- Reference Number: HEY1125-2020
- Departments: Pain Medicine
Translate the page
Use the headphones button (bottom left) and then select the globe to change the language of the page. Need some help choosing a language? Please refer to the Browsealoud Supported Voices and Languages resource.
This leaflet has been produced to give you general information about your treatment. Most of your questions should be answered by this leaflet. It is not intended to replace the discussion between you and the healthcare team, but may act as a starting point for discussion. If after reading it you have any concerns or require further explanation, please discuss this with a member of the healthcare team.
What is sedation?
Sedation involves using small amounts of anaesthetic drugs to produce a ‘sleep-like’ state. It makes you physically and mentally relaxed, but not unconscious.
When would sedation be given?
This will be a joint decision between you and your consultant and is usually offered to reduce anxiety.
Will I remember the procedure?
Most people will remember the procedure due to the low levels of sedation used.
How will the sedation be given?
Your pain doctor will need to give you medicines(s) into a vein. They will do this through a small plastic tube placed in the vein. This is called a cannula. A needle is used to put the cannula into a vein on the back of your hand or in your arm. The anaesthetist will use a tourniquet (tight band) around the arm to make the vein more obvious.
Will the sedation cause side effects?
Sedation can cause side effects which are generally short-lived (last a few hours). This includes tiredness, dizziness, poor sleep patterns, temporary memory loss, rarely shivering, allergy, and nausea or even vomiting. Sometimes bruising may occur around the injection sites. This may be caused by a vein leaking blood around the cannula. It normally settles without treatment other than removing the cannula.
What will happen after the injections?
After the injection you will be taken to a recovery or ward area where nursing staff will observe you. You may feel a little drowsy and wish to sleep. Sometimes you will be asked to lay flat for about 30 minutes or longer. You will be assisted to sit up and your blood pressure and pulse will be checked. You will be advised when to get dressed and be given assistance to help to ensure that you can stand safely after the procedure.
Points to remember
- You may feel weak or tired for a little while after the injection so we advise that arrange for someone to stay with you for 24 hours and gently mobilise.
- You should not drive, nor operate machinery, sign legal documents, provide childcare unsupervised or drink alcohol for 24 hours.
If you are very concerned about how you feel after the procedure, please contact either the Pain Service during office hours;-.

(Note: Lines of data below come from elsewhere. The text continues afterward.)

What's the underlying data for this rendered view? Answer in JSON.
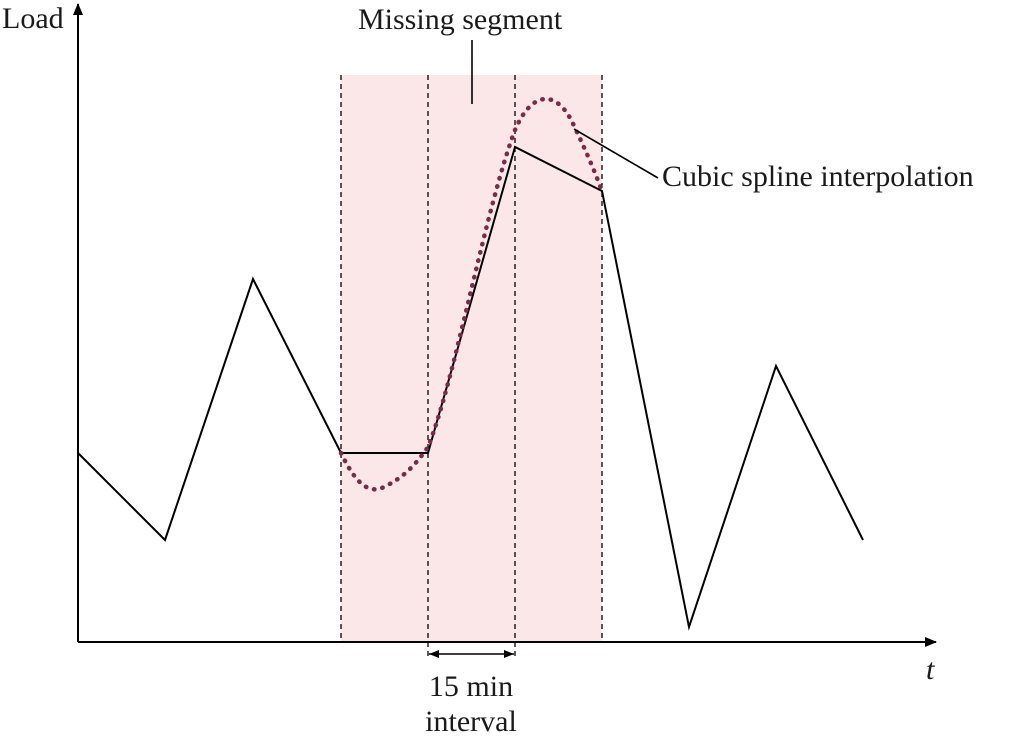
{
  "labels": {
    "y_axis": "Load",
    "x_axis": "t",
    "missing_segment": "Missing segment",
    "spline": "Cubic spline interpolation",
    "interval_line1": "15 min",
    "interval_line2": "interval"
  },
  "colors": {
    "axis": "#000000",
    "load_line": "#000000",
    "missing_band": "#fbe7e8",
    "spline": "#7b2a4a",
    "guide_dash": "#000000"
  },
  "series": {
    "load_profile_t": [
      0,
      1,
      2,
      3,
      4,
      5,
      6,
      7,
      8,
      9
    ],
    "load_profile_value": [
      0.35,
      0.19,
      0.65,
      0.35,
      0.35,
      0.89,
      0.81,
      0.03,
      0.51,
      0.19
    ],
    "missing_interval_index": [
      3,
      6
    ],
    "interval_minutes": 15,
    "spline_points": [
      [
        3,
        0.35
      ],
      [
        3.4,
        0.28
      ],
      [
        4,
        0.35
      ],
      [
        4.5,
        0.66
      ],
      [
        5,
        0.89
      ],
      [
        5.4,
        0.96
      ],
      [
        6,
        0.81
      ]
    ]
  }
}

Pain Service Outpatient Department East Riding Community Hospital, Beverley (01482) 478868 / 624179
In the event of an emergency and outside normal working hours of the Pain Service (9.00am – 4.00pm, Monday-Friday) please contact your local doctor Local Walk in Clinic / Minor Injuries Unit
General Advice and Consent
Most of your questions should have been answered by this leaflet, but remember that this is only a starting point for discussion with the healthcare team.
Consent to treatment
Before any doctor, nurse or therapist examines or treats you, they must seek your consent or permission. In order to make a decision, you need to have information from health professionals about the treatment or investigation which is being offered to you. You should always ask them more questions if you do not understand or if you want more information.

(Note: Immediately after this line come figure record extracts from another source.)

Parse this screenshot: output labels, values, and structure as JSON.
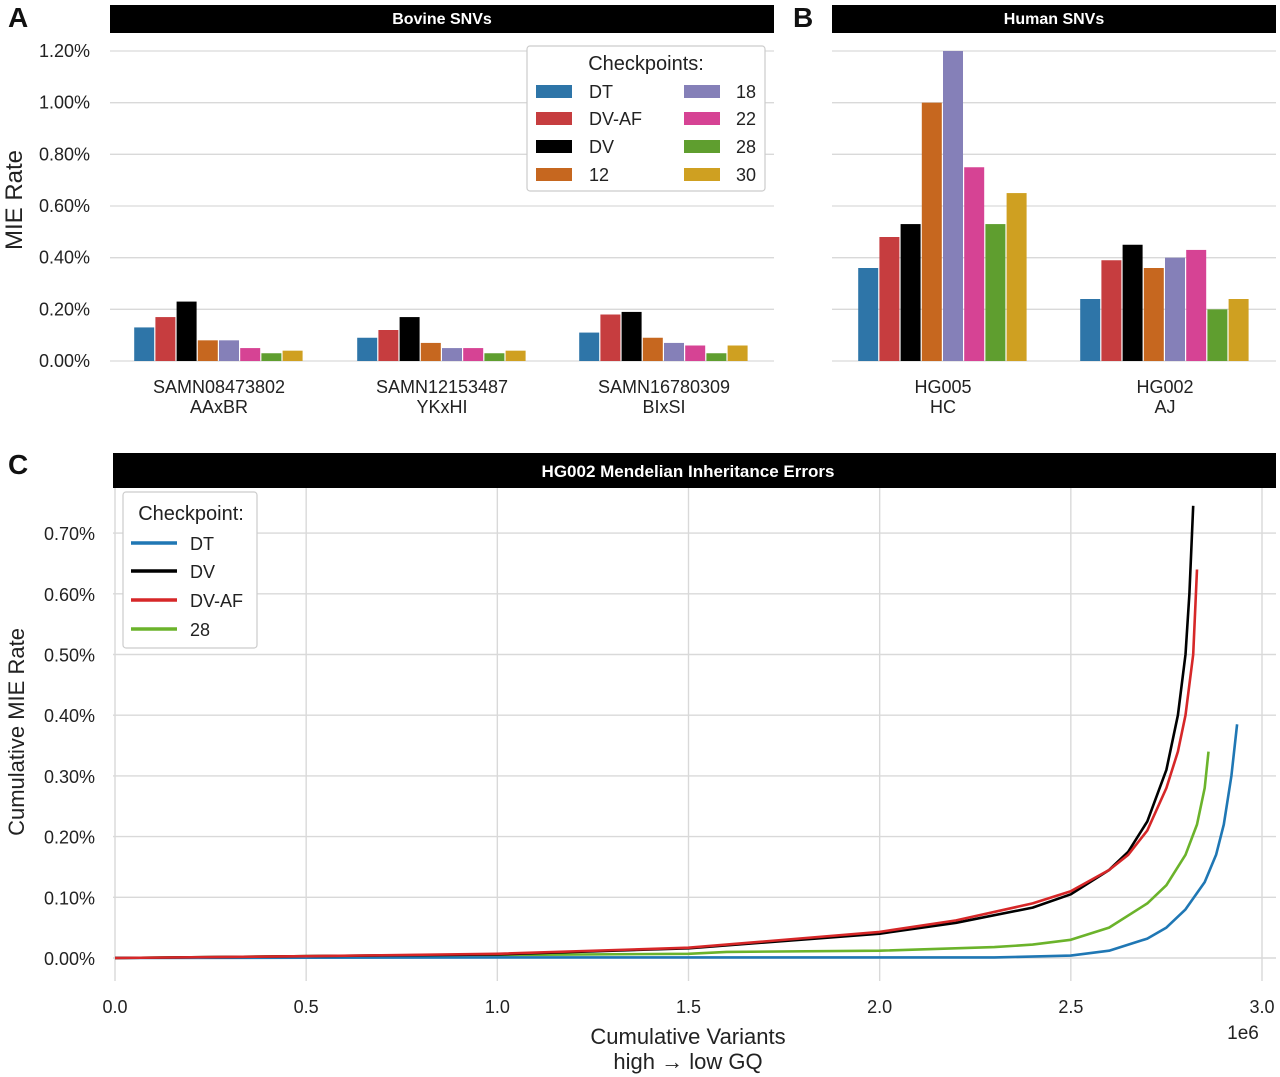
{
  "panels": {
    "A": {
      "letter": "A",
      "strip_title": "Bovine SNVs"
    },
    "B": {
      "letter": "B",
      "strip_title": "Human SNVs"
    },
    "C": {
      "letter": "C",
      "strip_title": "HG002 Mendelian Inheritance Errors"
    }
  },
  "colors": {
    "DT": "#2e75a8",
    "DV-AF": "#c63d3f",
    "DV": "#000000",
    "12": "#c6671f",
    "18": "#8580b8",
    "22": "#d64394",
    "28": "#5f9e2f",
    "30": "#cfa021",
    "line_DT": "#1f77b4",
    "line_DV": "#000000",
    "line_DV-AF": "#d62728",
    "line_28": "#6bb32b",
    "strip_bg": "#000000",
    "grid": "#d9d9d9"
  },
  "bar_legend": {
    "title": "Checkpoints:",
    "col1": [
      "DT",
      "DV-AF",
      "DV",
      "12"
    ],
    "col2": [
      "18",
      "22",
      "28",
      "30"
    ]
  },
  "line_legend": {
    "title": "Checkpoint:",
    "items": [
      "DT",
      "DV",
      "DV-AF",
      "28"
    ]
  },
  "chart_data": [
    {
      "type": "bar",
      "title": "Bovine SNVs",
      "ylabel": "MIE Rate",
      "ylim": [
        0,
        1.2
      ],
      "yticks": [
        "0.00%",
        "0.20%",
        "0.40%",
        "0.60%",
        "0.80%",
        "1.00%",
        "1.20%"
      ],
      "categories": [
        [
          "SAMN08473802",
          "AAxBR"
        ],
        [
          "SAMN12153487",
          "YKxHI"
        ],
        [
          "SAMN16780309",
          "BIxSI"
        ]
      ],
      "series": [
        {
          "name": "DT",
          "values": [
            0.13,
            0.09,
            0.11
          ]
        },
        {
          "name": "DV-AF",
          "values": [
            0.17,
            0.12,
            0.18
          ]
        },
        {
          "name": "DV",
          "values": [
            0.23,
            0.17,
            0.19
          ]
        },
        {
          "name": "12",
          "values": [
            0.08,
            0.07,
            0.09
          ]
        },
        {
          "name": "18",
          "values": [
            0.08,
            0.05,
            0.07
          ]
        },
        {
          "name": "22",
          "values": [
            0.05,
            0.05,
            0.06
          ]
        },
        {
          "name": "28",
          "values": [
            0.03,
            0.03,
            0.03
          ]
        },
        {
          "name": "30",
          "values": [
            0.04,
            0.04,
            0.06
          ]
        }
      ],
      "legend": "top-right"
    },
    {
      "type": "bar",
      "title": "Human SNVs",
      "ylim": [
        0,
        1.2
      ],
      "categories": [
        [
          "HG005",
          "HC"
        ],
        [
          "HG002",
          "AJ"
        ]
      ],
      "series": [
        {
          "name": "DT",
          "values": [
            0.36,
            0.24
          ]
        },
        {
          "name": "DV-AF",
          "values": [
            0.48,
            0.39
          ]
        },
        {
          "name": "DV",
          "values": [
            0.53,
            0.45
          ]
        },
        {
          "name": "12",
          "values": [
            1.0,
            0.36
          ]
        },
        {
          "name": "18",
          "values": [
            1.2,
            0.4
          ]
        },
        {
          "name": "22",
          "values": [
            0.75,
            0.43
          ]
        },
        {
          "name": "28",
          "values": [
            0.53,
            0.2
          ]
        },
        {
          "name": "30",
          "values": [
            0.65,
            0.24
          ]
        }
      ]
    },
    {
      "type": "line",
      "title": "HG002 Mendelian Inheritance Errors",
      "xlabel": [
        "Cumulative Variants",
        "high → low GQ"
      ],
      "ylabel": "Cumulative MIE Rate",
      "x_multiplier": "1e6",
      "xlim": [
        0,
        3.0
      ],
      "ylim": [
        -0.04,
        0.76
      ],
      "xticks": [
        "0.0",
        "0.5",
        "1.0",
        "1.5",
        "2.0",
        "2.5",
        "3.0"
      ],
      "yticks": [
        "0.00%",
        "0.10%",
        "0.20%",
        "0.30%",
        "0.40%",
        "0.50%",
        "0.60%",
        "0.70%"
      ],
      "legend": "top-left",
      "series": [
        {
          "name": "DT",
          "x": [
            0,
            0.5,
            1.0,
            1.5,
            2.0,
            2.3,
            2.5,
            2.6,
            2.7,
            2.75,
            2.8,
            2.85,
            2.88,
            2.9,
            2.92,
            2.935
          ],
          "y": [
            0,
            0.0005,
            0.001,
            0.001,
            0.001,
            0.001,
            0.004,
            0.012,
            0.032,
            0.05,
            0.08,
            0.125,
            0.17,
            0.22,
            0.3,
            0.385
          ]
        },
        {
          "name": "DV",
          "x": [
            0,
            0.5,
            1.0,
            1.5,
            2.0,
            2.2,
            2.4,
            2.5,
            2.6,
            2.65,
            2.7,
            2.75,
            2.78,
            2.8,
            2.81,
            2.82
          ],
          "y": [
            0,
            0.003,
            0.006,
            0.016,
            0.04,
            0.058,
            0.083,
            0.105,
            0.145,
            0.175,
            0.225,
            0.31,
            0.4,
            0.5,
            0.6,
            0.745
          ]
        },
        {
          "name": "DV-AF",
          "x": [
            0,
            0.5,
            1.0,
            1.5,
            2.0,
            2.2,
            2.4,
            2.5,
            2.6,
            2.65,
            2.7,
            2.75,
            2.78,
            2.8,
            2.82,
            2.83
          ],
          "y": [
            0,
            0.003,
            0.007,
            0.017,
            0.043,
            0.062,
            0.09,
            0.11,
            0.145,
            0.17,
            0.21,
            0.28,
            0.34,
            0.4,
            0.5,
            0.64
          ]
        },
        {
          "name": "28",
          "x": [
            0,
            0.5,
            1.0,
            1.5,
            1.6,
            2.0,
            2.3,
            2.4,
            2.5,
            2.6,
            2.7,
            2.75,
            2.8,
            2.83,
            2.85,
            2.86
          ],
          "y": [
            0,
            0.003,
            0.005,
            0.007,
            0.01,
            0.012,
            0.018,
            0.022,
            0.03,
            0.05,
            0.09,
            0.12,
            0.17,
            0.22,
            0.28,
            0.34
          ]
        }
      ]
    }
  ]
}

The information you receive should be about your condition, the alternatives available to you, and whether it carries risks as well as the benefits. What is important is that your consent is genuine or valid. That means:
- you must be able to give your consent
- you must be given enough information to enable you to make a decision
- you must be acting under your own free will and not under the strong influence of another person
Information about you
We collect and use your information to provide you with care and treatment. As part of your care, information about you will be shared between members of a healthcare team, some of whom you may not meet. Your information may also be used to help train staff, to check the quality of our care, to manage and plan the health service, and to help with research. Wherever possible we use anonymous data.
We may pass on relevant information to other health organisations that provide you with care. All information is treated as strictly confidential and is not given to anyone who does not need it. If you have any concerns please ask your doctor, or the person caring for you.

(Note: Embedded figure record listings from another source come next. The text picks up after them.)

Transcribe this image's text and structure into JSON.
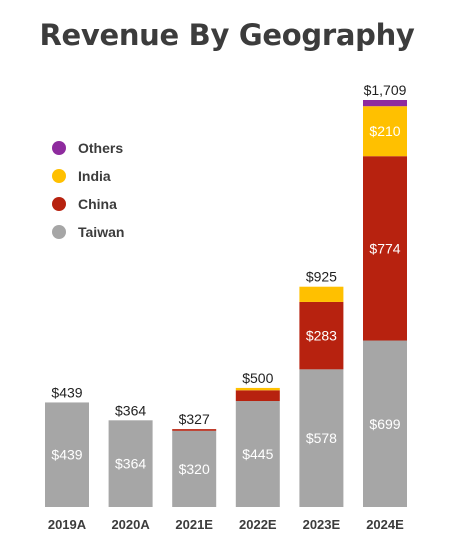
{
  "chart_data": {
    "type": "bar",
    "stacked": true,
    "title": "Revenue By Geography",
    "categories": [
      "2019A",
      "2020A",
      "2021E",
      "2022E",
      "2023E",
      "2024E"
    ],
    "series": [
      {
        "name": "Taiwan",
        "color": "#a6a6a6",
        "values": [
          439,
          364,
          320,
          445,
          578,
          699
        ],
        "labels": [
          "$439",
          "$364",
          "$320",
          "$445",
          "$578",
          "$699"
        ]
      },
      {
        "name": "China",
        "color": "#b7220f",
        "values": [
          0,
          0,
          7,
          45,
          283,
          774
        ],
        "labels": [
          "",
          "",
          "",
          "",
          "$283",
          "$774"
        ]
      },
      {
        "name": "India",
        "color": "#ffc000",
        "values": [
          0,
          0,
          0,
          10,
          64,
          210
        ],
        "labels": [
          "",
          "",
          "",
          "",
          "",
          "$210"
        ]
      },
      {
        "name": "Others",
        "color": "#8e2b9e",
        "values": [
          0,
          0,
          0,
          0,
          0,
          26
        ],
        "labels": [
          "",
          "",
          "",
          "",
          "",
          ""
        ]
      }
    ],
    "totals": [
      439,
      364,
      327,
      500,
      925,
      1709
    ],
    "total_labels": [
      "$439",
      "$364",
      "$327",
      "$500",
      "$925",
      "$1,709"
    ],
    "legend_order": [
      "Others",
      "India",
      "China",
      "Taiwan"
    ],
    "legend_position": "left",
    "grid": false,
    "ylim": [
      0,
      1709
    ]
  }
}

Under the General Data Protection Regulation and the Data Protection Act 2018 we are responsible for maintaining the confidentiality of any information we hold about you. For further information visit the following page: Confidential Information about You.
If you or your carer needs information about your health and wellbeing and about your care and treatment in a different format, such as large print, braille or audio, due to disability, impairment or sensory loss, please advise a member of staff and this can be arranged.